Türk Şehitlerinin Mezarlarına Asırlık Vefa

Azerbaycanlı Nigar nine, 1918’de şehit olan Osmanlı askerlerinin mezarlarını, Sovyet baskılarına rağmen bugüne kadar korudu ve babasının “Bir gün tekrar gelecekler” dediği Türklere teslim etti.

Azerbaycanlı Nigar nine, 1918’de şehit olan Osmanlı askerlerinin mezarlarını, Sovyet baskılarına rağmen bugüne kadar korudu ve babasının “Bir gün tekrar gelecekler” dediği Türklere teslim etti.

Azerbaycanlılar, 1918 yılında ülkeyi Ermeni ve Bolşevik çetelerden kurtarmak için yardıma gelen Kafkas İslam Ordusu’nun fedakarlığını bugün de unutmuyor. 70 yıl süren Sovyet yönetimindeki baskılara rağmen ülkenin birçok bölgesinde korunarak bugüne kadar gelmesi sağlanan Türk şehitliklerinden biri de Bakü’den yaklaşık 110 kilometre uzaklıktaki Gubalıbaloğlan köyünde bulunuyor.

Köy halkının anlattığına göre, Ermeni ve Bolşevik çetelere karşı omuz omuza savaşan 6 Azerbaycanlı ile 6 Osmanlı askeri Gubalıbaloğlan köyü yakınlarında şehit oldu. O köyde yaşayan ve Ermenilere karşı savaşan Hanifi Mövlayev, şehit Türk askerlerinin kendi bahçesinde defnedilmesini istedi.

Mövlayev, Sovyetler dönemindeki baskılara rağmen, mezarların akrabalarına ait olduğu söyleyerek onların kaybolmasını engelledi. Mövlayev, ailesine, “Bir gün Türkler yine gelecek. Onlar gelinceye kadar bu mezarları korumamız gerekiyor. Mezarları, Türklerden başka hiç kimseye teslim etmeyeceğiz.” dedi. Hanifi Mövlayev, yıllarca koruduğu mezarların bakımını, ölmeden önce kızı Nigar’a vasiyet etti.

“BABASININ VASİYETİ, TÜRK ŞEHİTLERİNİN MEZARLARININ KORUNMASI”

Şimdi 75 yaşında olan Nigar Ekberova, babasının vasiyetini yerine getirdi ve şehit mezarlarına kendi ifadesiyle “gözü gibi” baktı. Hasta ve yaşlı olan Nigar nineye, şehitliğin bakımında kızı ve torunları da destek verdi.

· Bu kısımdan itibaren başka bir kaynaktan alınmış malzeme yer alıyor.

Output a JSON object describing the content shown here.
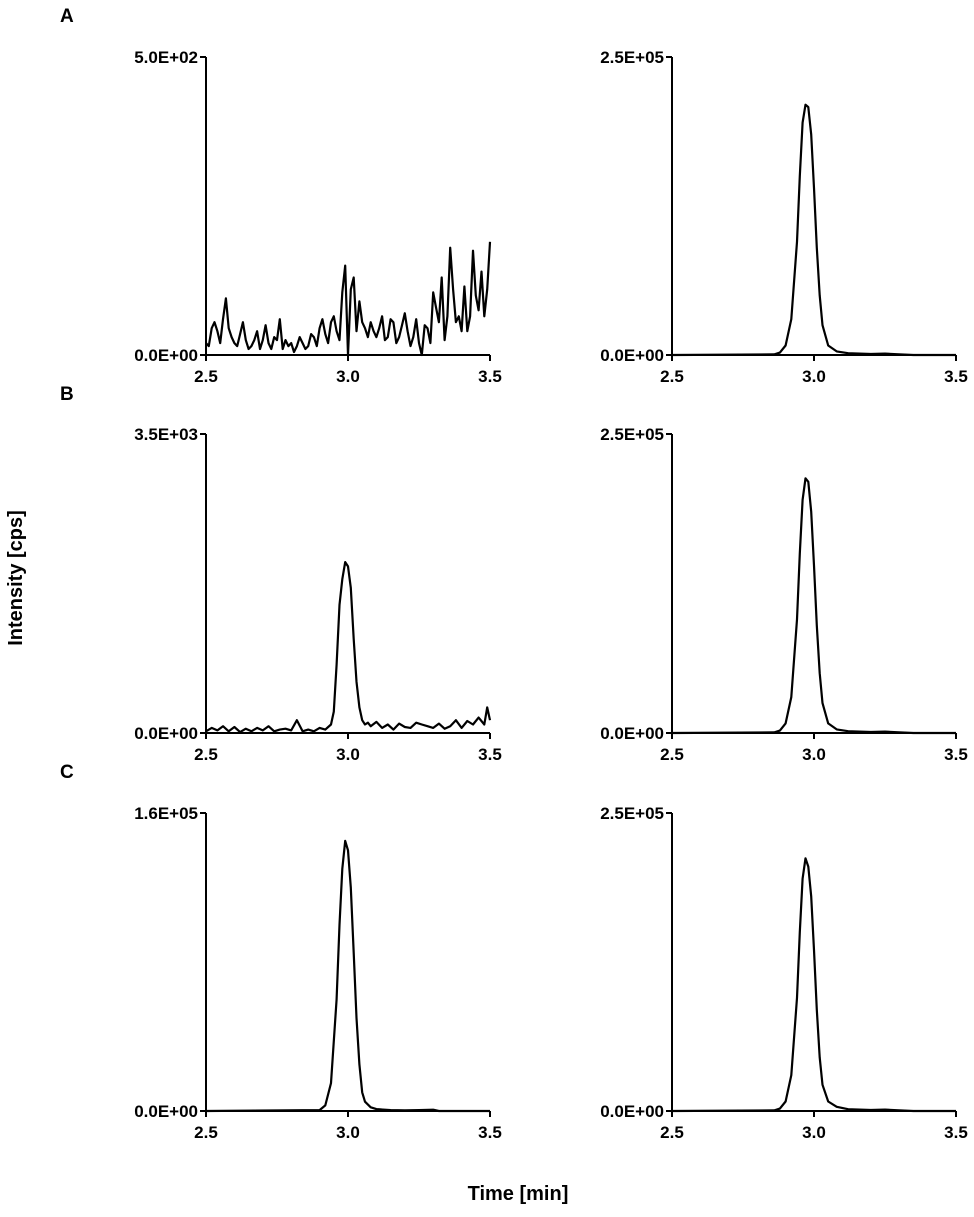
{
  "figure": {
    "ylabel": "Intensity [cps]",
    "xlabel": "Time [min]"
  },
  "chart_data": [
    {
      "type": "line",
      "panel": "A",
      "position": "left",
      "xlim": [
        2.5,
        3.5
      ],
      "ylim": [
        0,
        500
      ],
      "xticks": [
        "2.5",
        "3.0",
        "3.5"
      ],
      "yticks": [
        "0.0E+00",
        "5.0E+02"
      ],
      "series": [
        {
          "x": [
            2.5,
            2.51,
            2.52,
            2.53,
            2.54,
            2.55,
            2.56,
            2.57,
            2.58,
            2.59,
            2.6,
            2.61,
            2.62,
            2.63,
            2.64,
            2.65,
            2.66,
            2.67,
            2.68,
            2.69,
            2.7,
            2.71,
            2.72,
            2.73,
            2.74,
            2.75,
            2.76,
            2.77,
            2.78,
            2.79,
            2.8,
            2.81,
            2.82,
            2.83,
            2.84,
            2.85,
            2.86,
            2.87,
            2.88,
            2.89,
            2.9,
            2.91,
            2.92,
            2.93,
            2.94,
            2.95,
            2.96,
            2.97,
            2.98,
            2.99,
            3.0,
            3.01,
            3.02,
            3.03,
            3.04,
            3.05,
            3.06,
            3.07,
            3.08,
            3.09,
            3.1,
            3.11,
            3.12,
            3.13,
            3.14,
            3.15,
            3.16,
            3.17,
            3.18,
            3.19,
            3.2,
            3.21,
            3.22,
            3.23,
            3.24,
            3.25,
            3.26,
            3.27,
            3.28,
            3.29,
            3.3,
            3.31,
            3.32,
            3.33,
            3.34,
            3.35,
            3.36,
            3.37,
            3.38,
            3.39,
            3.4,
            3.41,
            3.42,
            3.43,
            3.44,
            3.45,
            3.46,
            3.47,
            3.48,
            3.49,
            3.5
          ],
          "y": [
            20,
            15,
            45,
            55,
            40,
            20,
            60,
            95,
            45,
            30,
            20,
            15,
            35,
            55,
            25,
            10,
            15,
            25,
            40,
            10,
            25,
            50,
            20,
            10,
            30,
            25,
            60,
            10,
            25,
            15,
            20,
            5,
            15,
            30,
            20,
            10,
            15,
            35,
            30,
            15,
            45,
            60,
            35,
            20,
            55,
            65,
            40,
            25,
            105,
            150,
            0,
            110,
            130,
            40,
            90,
            55,
            45,
            30,
            55,
            40,
            30,
            45,
            65,
            25,
            30,
            60,
            55,
            20,
            30,
            50,
            70,
            40,
            15,
            30,
            60,
            20,
            0,
            50,
            45,
            20,
            105,
            80,
            55,
            130,
            25,
            65,
            180,
            110,
            55,
            65,
            40,
            115,
            40,
            65,
            175,
            100,
            75,
            140,
            65,
            110,
            190
          ]
        }
      ]
    },
    {
      "type": "line",
      "panel": "A",
      "position": "right",
      "xlim": [
        2.5,
        3.5
      ],
      "ylim": [
        0,
        250000
      ],
      "xticks": [
        "2.5",
        "3.0",
        "3.5"
      ],
      "yticks": [
        "0.0E+00",
        "2.5E+05"
      ],
      "series": [
        {
          "x": [
            2.5,
            2.86,
            2.88,
            2.9,
            2.92,
            2.94,
            2.95,
            2.96,
            2.97,
            2.98,
            2.99,
            3.0,
            3.01,
            3.02,
            3.03,
            3.05,
            3.08,
            3.12,
            3.2,
            3.25,
            3.3,
            3.35,
            3.5
          ],
          "y": [
            0,
            500,
            2000,
            8000,
            30000,
            95000,
            150000,
            195000,
            210000,
            208000,
            185000,
            140000,
            90000,
            50000,
            25000,
            8000,
            3000,
            1500,
            800,
            1200,
            600,
            0,
            0
          ]
        }
      ]
    },
    {
      "type": "line",
      "panel": "B",
      "position": "left",
      "xlim": [
        2.5,
        3.5
      ],
      "ylim": [
        0,
        3500
      ],
      "xticks": [
        "2.5",
        "3.0",
        "3.5"
      ],
      "yticks": [
        "0.0E+00",
        "3.5E+03"
      ],
      "series": [
        {
          "x": [
            2.5,
            2.52,
            2.54,
            2.56,
            2.58,
            2.6,
            2.62,
            2.64,
            2.66,
            2.68,
            2.7,
            2.72,
            2.74,
            2.76,
            2.78,
            2.8,
            2.82,
            2.84,
            2.86,
            2.88,
            2.9,
            2.92,
            2.94,
            2.95,
            2.96,
            2.97,
            2.98,
            2.99,
            3.0,
            3.01,
            3.02,
            3.03,
            3.04,
            3.05,
            3.06,
            3.07,
            3.08,
            3.1,
            3.12,
            3.14,
            3.16,
            3.18,
            3.2,
            3.22,
            3.24,
            3.26,
            3.28,
            3.3,
            3.32,
            3.34,
            3.36,
            3.38,
            3.4,
            3.42,
            3.44,
            3.46,
            3.48,
            3.49,
            3.5
          ],
          "y": [
            20,
            60,
            30,
            80,
            20,
            70,
            10,
            50,
            20,
            60,
            30,
            80,
            20,
            40,
            50,
            30,
            150,
            20,
            40,
            20,
            60,
            40,
            100,
            250,
            800,
            1500,
            1800,
            2000,
            1950,
            1700,
            1100,
            600,
            300,
            150,
            100,
            120,
            80,
            130,
            60,
            100,
            40,
            110,
            70,
            60,
            120,
            100,
            80,
            60,
            110,
            50,
            80,
            150,
            60,
            140,
            100,
            180,
            100,
            300,
            150
          ]
        }
      ]
    },
    {
      "type": "line",
      "panel": "B",
      "position": "right",
      "xlim": [
        2.5,
        3.5
      ],
      "ylim": [
        0,
        250000
      ],
      "xticks": [
        "2.5",
        "3.0",
        "3.5"
      ],
      "yticks": [
        "0.0E+00",
        "2.5E+05"
      ],
      "series": [
        {
          "x": [
            2.5,
            2.86,
            2.88,
            2.9,
            2.92,
            2.94,
            2.95,
            2.96,
            2.97,
            2.98,
            2.99,
            3.0,
            3.01,
            3.02,
            3.03,
            3.05,
            3.08,
            3.12,
            3.2,
            3.25,
            3.3,
            3.35,
            3.5
          ],
          "y": [
            0,
            500,
            2000,
            8000,
            30000,
            95000,
            150000,
            195000,
            213000,
            210000,
            185000,
            140000,
            90000,
            50000,
            25000,
            8000,
            3000,
            1500,
            800,
            1200,
            600,
            0,
            0
          ]
        }
      ]
    },
    {
      "type": "line",
      "panel": "C",
      "position": "left",
      "xlim": [
        2.5,
        3.5
      ],
      "ylim": [
        0,
        160000
      ],
      "xticks": [
        "2.5",
        "3.0",
        "3.5"
      ],
      "yticks": [
        "0.0E+00",
        "1.6E+05"
      ],
      "series": [
        {
          "x": [
            2.5,
            2.9,
            2.92,
            2.94,
            2.96,
            2.97,
            2.98,
            2.99,
            3.0,
            3.01,
            3.02,
            3.03,
            3.04,
            3.05,
            3.06,
            3.08,
            3.1,
            3.15,
            3.2,
            3.25,
            3.3,
            3.32,
            3.5
          ],
          "y": [
            0,
            500,
            3000,
            15000,
            60000,
            100000,
            130000,
            145000,
            140000,
            120000,
            85000,
            50000,
            25000,
            10000,
            5000,
            2000,
            1000,
            500,
            300,
            500,
            700,
            0,
            0
          ]
        }
      ]
    },
    {
      "type": "line",
      "panel": "C",
      "position": "right",
      "xlim": [
        2.5,
        3.5
      ],
      "ylim": [
        0,
        250000
      ],
      "xticks": [
        "2.5",
        "3.0",
        "3.5"
      ],
      "yticks": [
        "0.0E+00",
        "2.5E+05"
      ],
      "series": [
        {
          "x": [
            2.5,
            2.86,
            2.88,
            2.9,
            2.92,
            2.94,
            2.95,
            2.96,
            2.97,
            2.98,
            2.99,
            3.0,
            3.01,
            3.02,
            3.03,
            3.05,
            3.08,
            3.12,
            3.2,
            3.25,
            3.3,
            3.35,
            3.5
          ],
          "y": [
            0,
            500,
            2000,
            8000,
            30000,
            95000,
            150000,
            195000,
            212000,
            205000,
            180000,
            135000,
            85000,
            45000,
            22000,
            8000,
            3500,
            1500,
            800,
            1200,
            600,
            0,
            0
          ]
        }
      ]
    }
  ]
}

Azerbaycan 1991’de bağımsızlığını kazandıktan sonra, ülkenin birçok yerindeki şehit olan Osmanlı askerlerinin mezarları tespit edildi ve anıt yaptırıldı. Türkiye’nin Bakü Büyükelçiliği, Gubalıbaloğlan köyündeki şehit mezarlarının varlığını öğrendikten sonra harekete geçti. Elçilik, 6 Azerbaycanlı ile 6 Türk şehidin yan yana yattığı yere anıt yaptırdı.

Babasının vasiyeti üzerine Türk şehitlerinin mezarını koruyan Nigar nine, mezarların sıradan mezarlar olmadığını, Türk askerlerine ait olduğu için önemli gördüklerini anlattı.

Önce babası Hanifi Mövlayev’e, sonra da kendisine, bahçelerindeki mezarların taşınması için teklif geldiğini belirten Ekberova, bunu kabul etmediklerini söyledi.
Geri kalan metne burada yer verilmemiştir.